How have the numbers improved so dramatically? Technology is certainly a factor. Even the lowest-priced cars now come equipped with the latest in airbag systems. And it’s not uncommon to find vehicles like the fortwo featuring several different passive restraints: frontal airbags, thorax bags, and air curtains.
Active safety also plays a role, with systems like anti-lock brakes and stability control helping avoid potentially fatal accidents in the first place.
Technology comes into play in another way: automotive design. Not all that long ago, a manufacturer might be forced to run dozens of crash tests before a vehicle was certified by the National Highway Traffic Safety Administration. Several generations ago, Chrysler received an unexpected blow when its then-new minivans fell short of anticipated ratings due to errors in design and testing.
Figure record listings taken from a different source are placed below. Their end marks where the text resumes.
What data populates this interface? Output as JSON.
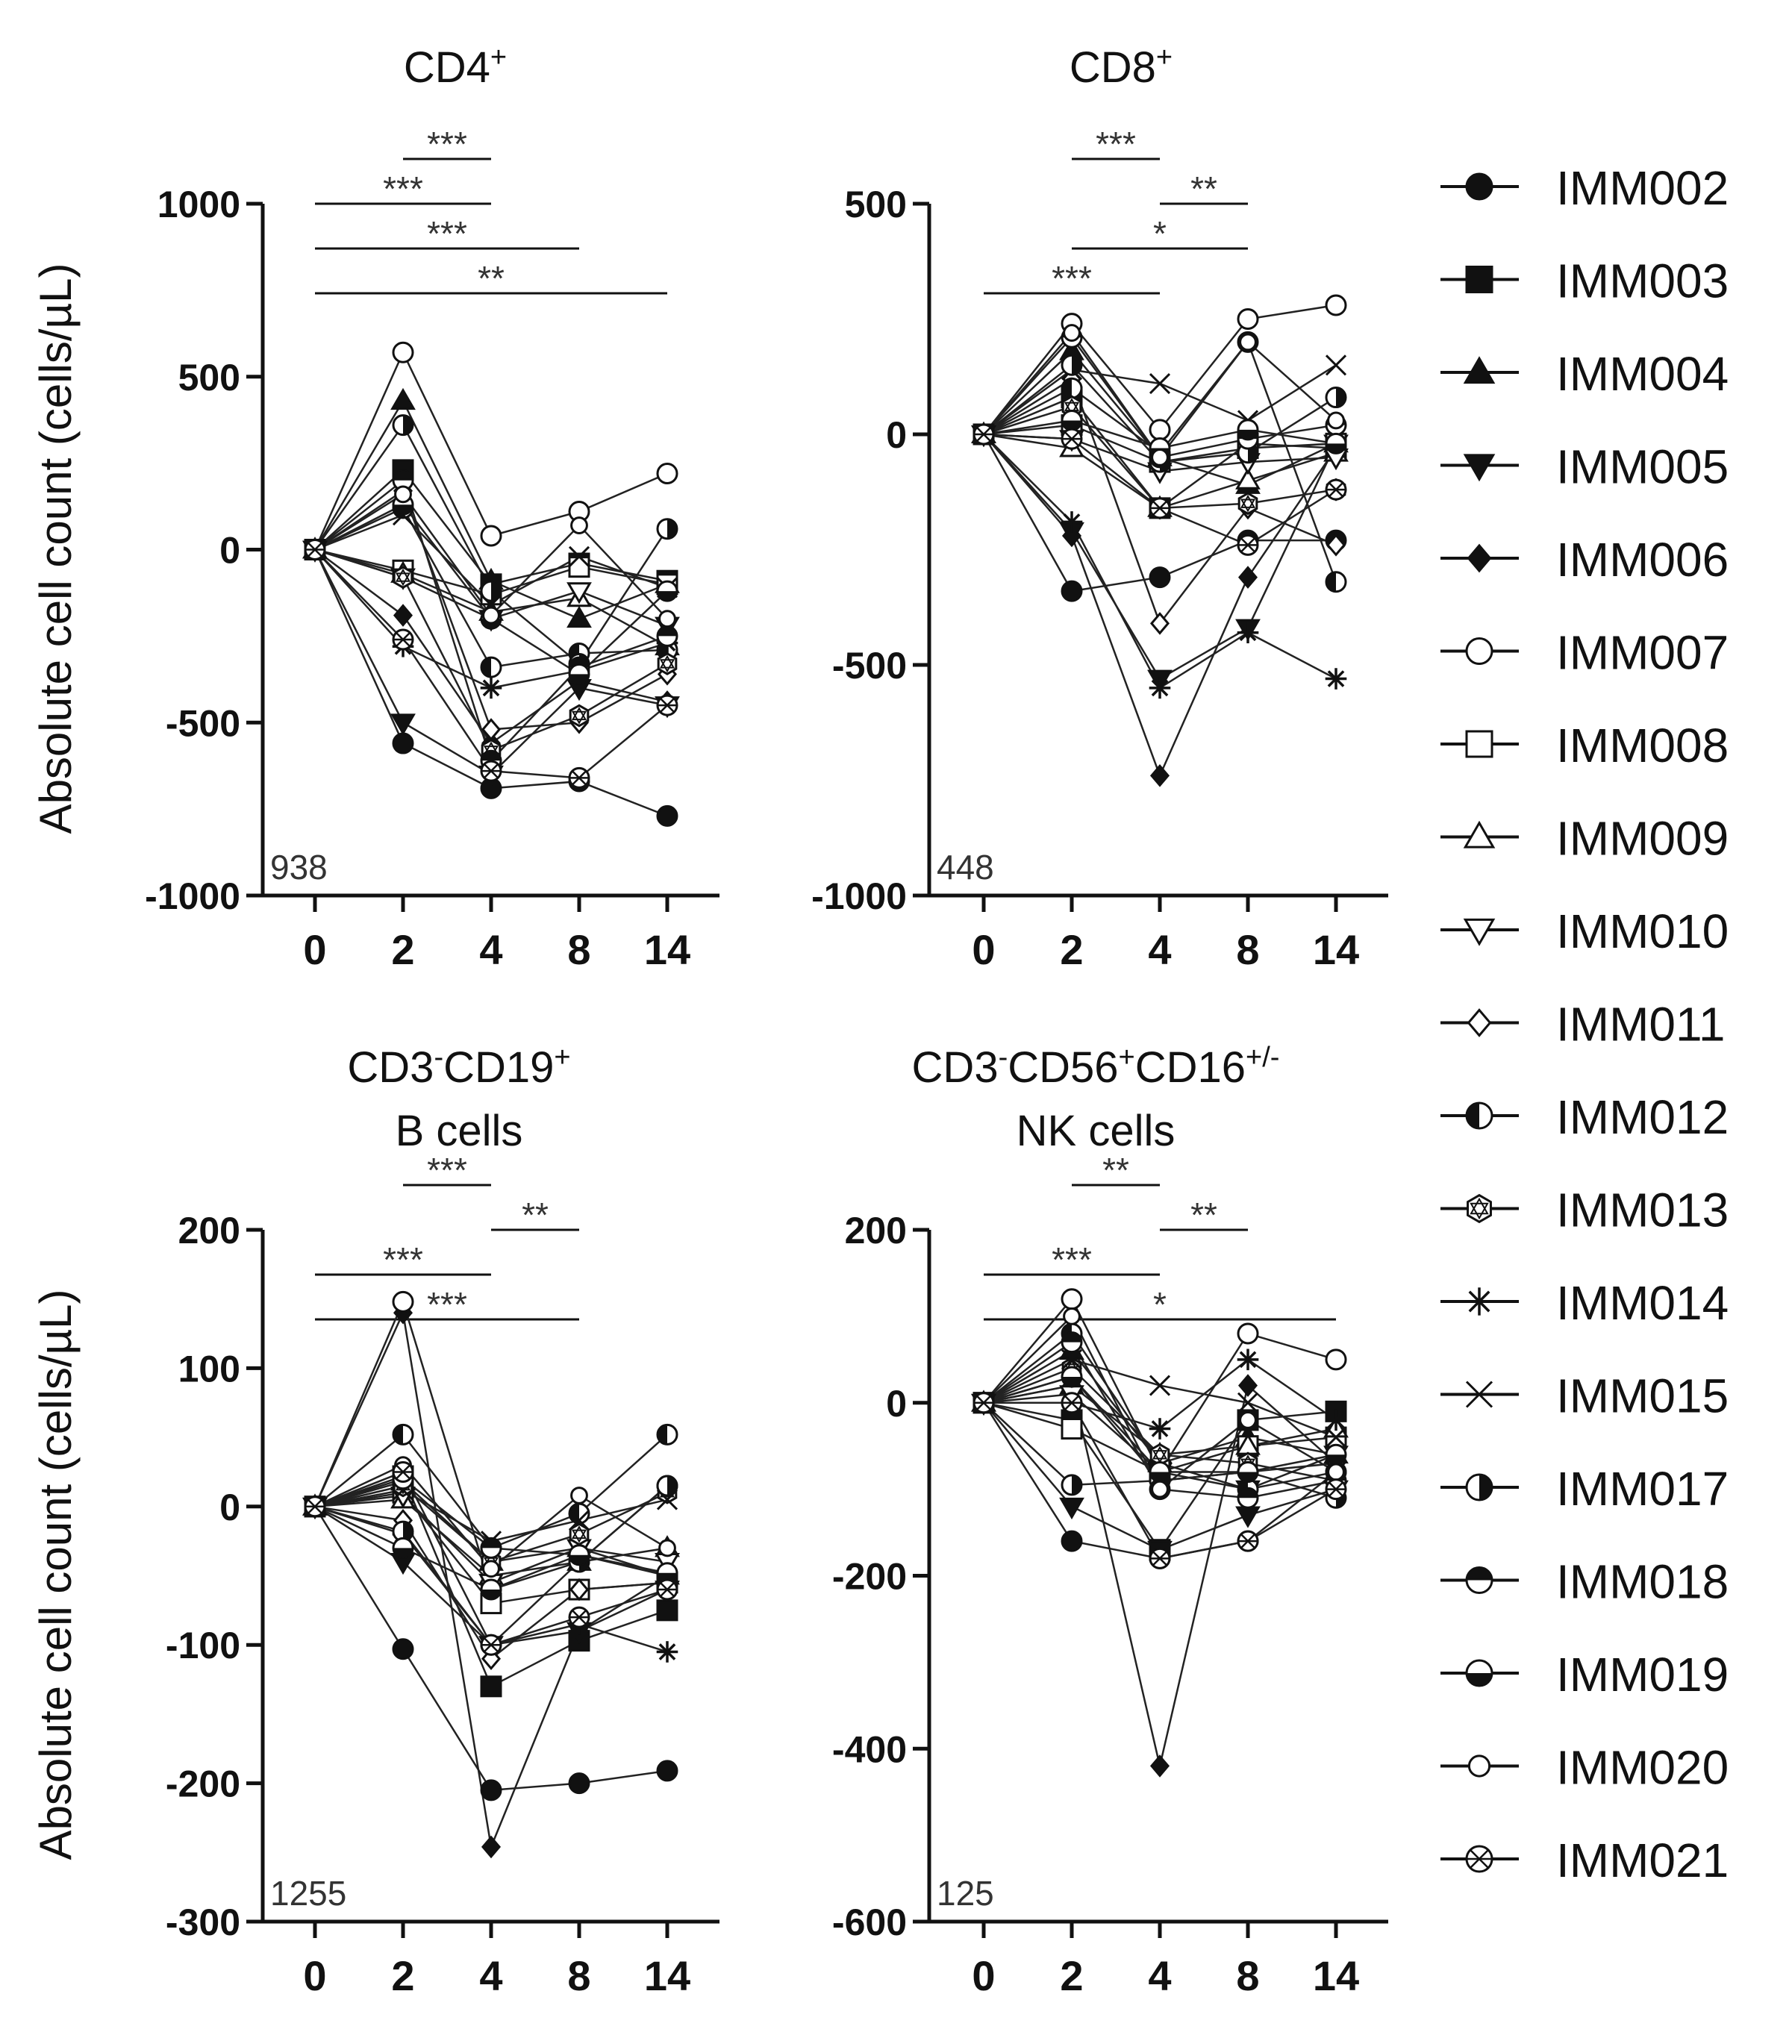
{
  "x_ticks": [
    0,
    2,
    4,
    8,
    14
  ],
  "subjects": [
    {
      "name": "IMM002",
      "marker": "circle-filled"
    },
    {
      "name": "IMM003",
      "marker": "square-filled"
    },
    {
      "name": "IMM004",
      "marker": "triangle-up-filled"
    },
    {
      "name": "IMM005",
      "marker": "triangle-down-filled"
    },
    {
      "name": "IMM006",
      "marker": "diamond-filled"
    },
    {
      "name": "IMM007",
      "marker": "circle-open"
    },
    {
      "name": "IMM008",
      "marker": "square-open"
    },
    {
      "name": "IMM009",
      "marker": "triangle-up-open"
    },
    {
      "name": "IMM010",
      "marker": "triangle-down-open"
    },
    {
      "name": "IMM011",
      "marker": "diamond-open"
    },
    {
      "name": "IMM012",
      "marker": "circle-half-left"
    },
    {
      "name": "IMM013",
      "marker": "hexagon-star"
    },
    {
      "name": "IMM014",
      "marker": "asterisk"
    },
    {
      "name": "IMM015",
      "marker": "cross"
    },
    {
      "name": "IMM017",
      "marker": "circle-half-right"
    },
    {
      "name": "IMM018",
      "marker": "circle-half-top"
    },
    {
      "name": "IMM019",
      "marker": "circle-half-bottom"
    },
    {
      "name": "IMM020",
      "marker": "circle-open-small"
    },
    {
      "name": "IMM021",
      "marker": "circle-cross"
    }
  ],
  "chart_data": [
    {
      "type": "line",
      "title_main": "CD4",
      "title_sup": "+",
      "title_line2": "",
      "ylabel": "Absolute cell count (cells/µL)",
      "ylim": [
        -1000,
        1000
      ],
      "yticks": [
        -1000,
        -500,
        0,
        500,
        1000
      ],
      "note": "938",
      "significance": [
        {
          "from": 2,
          "to": 4,
          "label": "***"
        },
        {
          "from": 0,
          "to": 4,
          "label": "***"
        },
        {
          "from": 0,
          "to": 8,
          "label": "***"
        },
        {
          "from": 0,
          "to": 14,
          "label": "**"
        }
      ],
      "series": [
        {
          "name": "IMM002",
          "values": [
            0,
            -560,
            -690,
            -670,
            -770
          ]
        },
        {
          "name": "IMM003",
          "values": [
            0,
            230,
            -100,
            -40,
            -90
          ]
        },
        {
          "name": "IMM004",
          "values": [
            0,
            430,
            -90,
            -200,
            -100
          ]
        },
        {
          "name": "IMM005",
          "values": [
            0,
            -500,
            -650,
            -400,
            -450
          ]
        },
        {
          "name": "IMM006",
          "values": [
            0,
            -190,
            -560,
            -380,
            -440
          ]
        },
        {
          "name": "IMM007",
          "values": [
            0,
            570,
            40,
            110,
            220
          ]
        },
        {
          "name": "IMM008",
          "values": [
            0,
            -60,
            -130,
            -50,
            -100
          ]
        },
        {
          "name": "IMM009",
          "values": [
            0,
            -70,
            -180,
            -140,
            -280
          ]
        },
        {
          "name": "IMM010",
          "values": [
            0,
            -80,
            -200,
            -120,
            -220
          ]
        },
        {
          "name": "IMM011",
          "values": [
            0,
            170,
            -520,
            -500,
            -360
          ]
        },
        {
          "name": "IMM012",
          "values": [
            0,
            120,
            -340,
            -300,
            -290
          ]
        },
        {
          "name": "IMM013",
          "values": [
            0,
            -80,
            -580,
            -480,
            -330
          ]
        },
        {
          "name": "IMM014",
          "values": [
            0,
            -280,
            -400,
            -350,
            -270
          ]
        },
        {
          "name": "IMM015",
          "values": [
            0,
            100,
            -160,
            -20,
            -110
          ]
        },
        {
          "name": "IMM017",
          "values": [
            0,
            360,
            -120,
            -330,
            60
          ]
        },
        {
          "name": "IMM018",
          "values": [
            0,
            200,
            -610,
            -340,
            -250
          ]
        },
        {
          "name": "IMM019",
          "values": [
            0,
            130,
            -200,
            -360,
            -120
          ]
        },
        {
          "name": "IMM020",
          "values": [
            0,
            160,
            -190,
            70,
            -200
          ]
        },
        {
          "name": "IMM021",
          "values": [
            0,
            -260,
            -640,
            -660,
            -450
          ]
        }
      ]
    },
    {
      "type": "line",
      "title_main": "CD8",
      "title_sup": "+",
      "title_line2": "",
      "ylabel": "",
      "ylim": [
        -1000,
        500
      ],
      "yticks": [
        -1000,
        -500,
        0,
        500
      ],
      "note": "448",
      "significance": [
        {
          "from": 2,
          "to": 4,
          "label": "***"
        },
        {
          "from": 4,
          "to": 8,
          "label": "**"
        },
        {
          "from": 2,
          "to": 8,
          "label": "*"
        },
        {
          "from": 0,
          "to": 4,
          "label": "***"
        }
      ],
      "series": [
        {
          "name": "IMM002",
          "values": [
            0,
            -340,
            -310,
            -230,
            -230
          ]
        },
        {
          "name": "IMM003",
          "values": [
            0,
            80,
            -160,
            -20,
            -30
          ]
        },
        {
          "name": "IMM004",
          "values": [
            0,
            180,
            -50,
            -110,
            -20
          ]
        },
        {
          "name": "IMM005",
          "values": [
            0,
            -210,
            -530,
            -420,
            -20
          ]
        },
        {
          "name": "IMM006",
          "values": [
            0,
            -220,
            -740,
            -310,
            -30
          ]
        },
        {
          "name": "IMM007",
          "values": [
            0,
            240,
            10,
            250,
            280
          ]
        },
        {
          "name": "IMM008",
          "values": [
            0,
            20,
            -60,
            -30,
            -20
          ]
        },
        {
          "name": "IMM009",
          "values": [
            0,
            -30,
            -160,
            -100,
            -40
          ]
        },
        {
          "name": "IMM010",
          "values": [
            0,
            -10,
            -80,
            -60,
            -50
          ]
        },
        {
          "name": "IMM011",
          "values": [
            0,
            120,
            -410,
            -160,
            -240
          ]
        },
        {
          "name": "IMM012",
          "values": [
            0,
            100,
            -40,
            200,
            -320
          ]
        },
        {
          "name": "IMM013",
          "values": [
            0,
            60,
            -160,
            -150,
            -120
          ]
        },
        {
          "name": "IMM014",
          "values": [
            0,
            -190,
            -550,
            -430,
            -530
          ]
        },
        {
          "name": "IMM015",
          "values": [
            0,
            140,
            110,
            30,
            150
          ]
        },
        {
          "name": "IMM017",
          "values": [
            0,
            150,
            -60,
            -40,
            80
          ]
        },
        {
          "name": "IMM018",
          "values": [
            0,
            210,
            -50,
            -10,
            20
          ]
        },
        {
          "name": "IMM019",
          "values": [
            0,
            30,
            -30,
            10,
            -20
          ]
        },
        {
          "name": "IMM020",
          "values": [
            0,
            220,
            -50,
            200,
            30
          ]
        },
        {
          "name": "IMM021",
          "values": [
            0,
            -10,
            -160,
            -240,
            -120
          ]
        }
      ]
    },
    {
      "type": "line",
      "title_main": "CD3",
      "title_sup": "-",
      "title_main2": "CD19",
      "title_sup2": "+",
      "title_main3": "",
      "title_sup3": "",
      "title_line2": "B cells",
      "ylabel": "Absolute cell count (cells/µL)",
      "ylim": [
        -300,
        200
      ],
      "yticks": [
        -300,
        -200,
        -100,
        0,
        100,
        200
      ],
      "note": "1255",
      "significance": [
        {
          "from": 2,
          "to": 4,
          "label": "***"
        },
        {
          "from": 4,
          "to": 8,
          "label": "**"
        },
        {
          "from": 0,
          "to": 4,
          "label": "***"
        },
        {
          "from": 0,
          "to": 8,
          "label": "***"
        }
      ],
      "series": [
        {
          "name": "IMM002",
          "values": [
            0,
            -103,
            -205,
            -200,
            -191
          ]
        },
        {
          "name": "IMM003",
          "values": [
            0,
            22,
            -130,
            -97,
            -75
          ]
        },
        {
          "name": "IMM004",
          "values": [
            0,
            18,
            -40,
            -30,
            -50
          ]
        },
        {
          "name": "IMM005",
          "values": [
            0,
            -40,
            -100,
            -90,
            -60
          ]
        },
        {
          "name": "IMM006",
          "values": [
            0,
            140,
            -246,
            -90,
            -50
          ]
        },
        {
          "name": "IMM007",
          "values": [
            0,
            148,
            -60,
            -40,
            15
          ]
        },
        {
          "name": "IMM008",
          "values": [
            0,
            10,
            -70,
            -60,
            -55
          ]
        },
        {
          "name": "IMM009",
          "values": [
            0,
            5,
            -50,
            -40,
            -30
          ]
        },
        {
          "name": "IMM010",
          "values": [
            0,
            8,
            -55,
            -30,
            -40
          ]
        },
        {
          "name": "IMM011",
          "values": [
            0,
            -10,
            -110,
            -60,
            -55
          ]
        },
        {
          "name": "IMM012",
          "values": [
            0,
            52,
            -30,
            -5,
            52
          ]
        },
        {
          "name": "IMM013",
          "values": [
            0,
            15,
            -40,
            -20,
            10
          ]
        },
        {
          "name": "IMM014",
          "values": [
            0,
            -20,
            -100,
            -85,
            -105
          ]
        },
        {
          "name": "IMM015",
          "values": [
            0,
            12,
            -25,
            -10,
            5
          ]
        },
        {
          "name": "IMM017",
          "values": [
            0,
            -18,
            -100,
            -40,
            15
          ]
        },
        {
          "name": "IMM018",
          "values": [
            0,
            20,
            -30,
            -35,
            -50
          ]
        },
        {
          "name": "IMM019",
          "values": [
            0,
            -30,
            -60,
            -35,
            -48
          ]
        },
        {
          "name": "IMM020",
          "values": [
            0,
            30,
            -45,
            8,
            -30
          ]
        },
        {
          "name": "IMM021",
          "values": [
            0,
            25,
            -100,
            -80,
            -60
          ]
        }
      ]
    },
    {
      "type": "line",
      "title_main": "CD3",
      "title_sup": "-",
      "title_main2": "CD56",
      "title_sup2": "+",
      "title_main3": "CD16",
      "title_sup3": "+/-",
      "title_line2": "NK cells",
      "ylabel": "",
      "ylim": [
        -600,
        200
      ],
      "yticks": [
        -600,
        -400,
        -200,
        0,
        200
      ],
      "note": "125",
      "significance": [
        {
          "from": 2,
          "to": 4,
          "label": "**"
        },
        {
          "from": 4,
          "to": 8,
          "label": "**"
        },
        {
          "from": 0,
          "to": 4,
          "label": "***"
        },
        {
          "from": 0,
          "to": 14,
          "label": "*"
        }
      ],
      "series": [
        {
          "name": "IMM002",
          "values": [
            0,
            -160,
            -180,
            -160,
            -80
          ]
        },
        {
          "name": "IMM003",
          "values": [
            0,
            -20,
            -170,
            -20,
            -10
          ]
        },
        {
          "name": "IMM004",
          "values": [
            0,
            60,
            -70,
            -40,
            -60
          ]
        },
        {
          "name": "IMM005",
          "values": [
            0,
            -120,
            -170,
            -130,
            -100
          ]
        },
        {
          "name": "IMM006",
          "values": [
            0,
            20,
            -420,
            20,
            -70
          ]
        },
        {
          "name": "IMM007",
          "values": [
            0,
            120,
            -80,
            80,
            50
          ]
        },
        {
          "name": "IMM008",
          "values": [
            0,
            -30,
            -80,
            -50,
            -40
          ]
        },
        {
          "name": "IMM009",
          "values": [
            0,
            20,
            -60,
            -50,
            -30
          ]
        },
        {
          "name": "IMM010",
          "values": [
            0,
            10,
            -80,
            -100,
            -60
          ]
        },
        {
          "name": "IMM011",
          "values": [
            0,
            30,
            -90,
            -80,
            -70
          ]
        },
        {
          "name": "IMM012",
          "values": [
            0,
            80,
            -70,
            -100,
            -80
          ]
        },
        {
          "name": "IMM013",
          "values": [
            0,
            40,
            -60,
            -70,
            -90
          ]
        },
        {
          "name": "IMM014",
          "values": [
            0,
            0,
            -30,
            50,
            -20
          ]
        },
        {
          "name": "IMM015",
          "values": [
            0,
            50,
            20,
            0,
            -40
          ]
        },
        {
          "name": "IMM017",
          "values": [
            0,
            -95,
            -90,
            -80,
            -110
          ]
        },
        {
          "name": "IMM018",
          "values": [
            0,
            70,
            -100,
            -110,
            -90
          ]
        },
        {
          "name": "IMM019",
          "values": [
            0,
            30,
            -80,
            -80,
            -60
          ]
        },
        {
          "name": "IMM020",
          "values": [
            0,
            100,
            -100,
            -20,
            -80
          ]
        },
        {
          "name": "IMM021",
          "values": [
            0,
            0,
            -180,
            -160,
            -100
          ]
        }
      ]
    }
  ]
}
These days, makers have largely eliminated most of those gruesome crash tests, conducting much of their research in the computer, and running final prototypes into a barrier only for final federal validation. Computer-aided design and engineering systems allow for rapid and frequent revisions that can make a major difference in a vehicle’s crash survivability.
A video that ran on YouTube shows a jaw-dropping Smart fortwo crash test in which it seemed like the impact forces simply flowed around the passenger compartment. That’s precisely what engineers look to accomplish, in fact. Honda, for example, has developed its ACE structure. Short for Advanced Compatibility Engineering, it goes beyond the typical automotive crumple zones, channeling crash energy into specifically engineered body elements that steer clear of the passenger compartment.
So while it may still be argued that you and your kids are best off in a big car, during a crash, be aware that even some of the smallest vehicles now on the road are meeting the tough challenge of keeping you safe during a crash.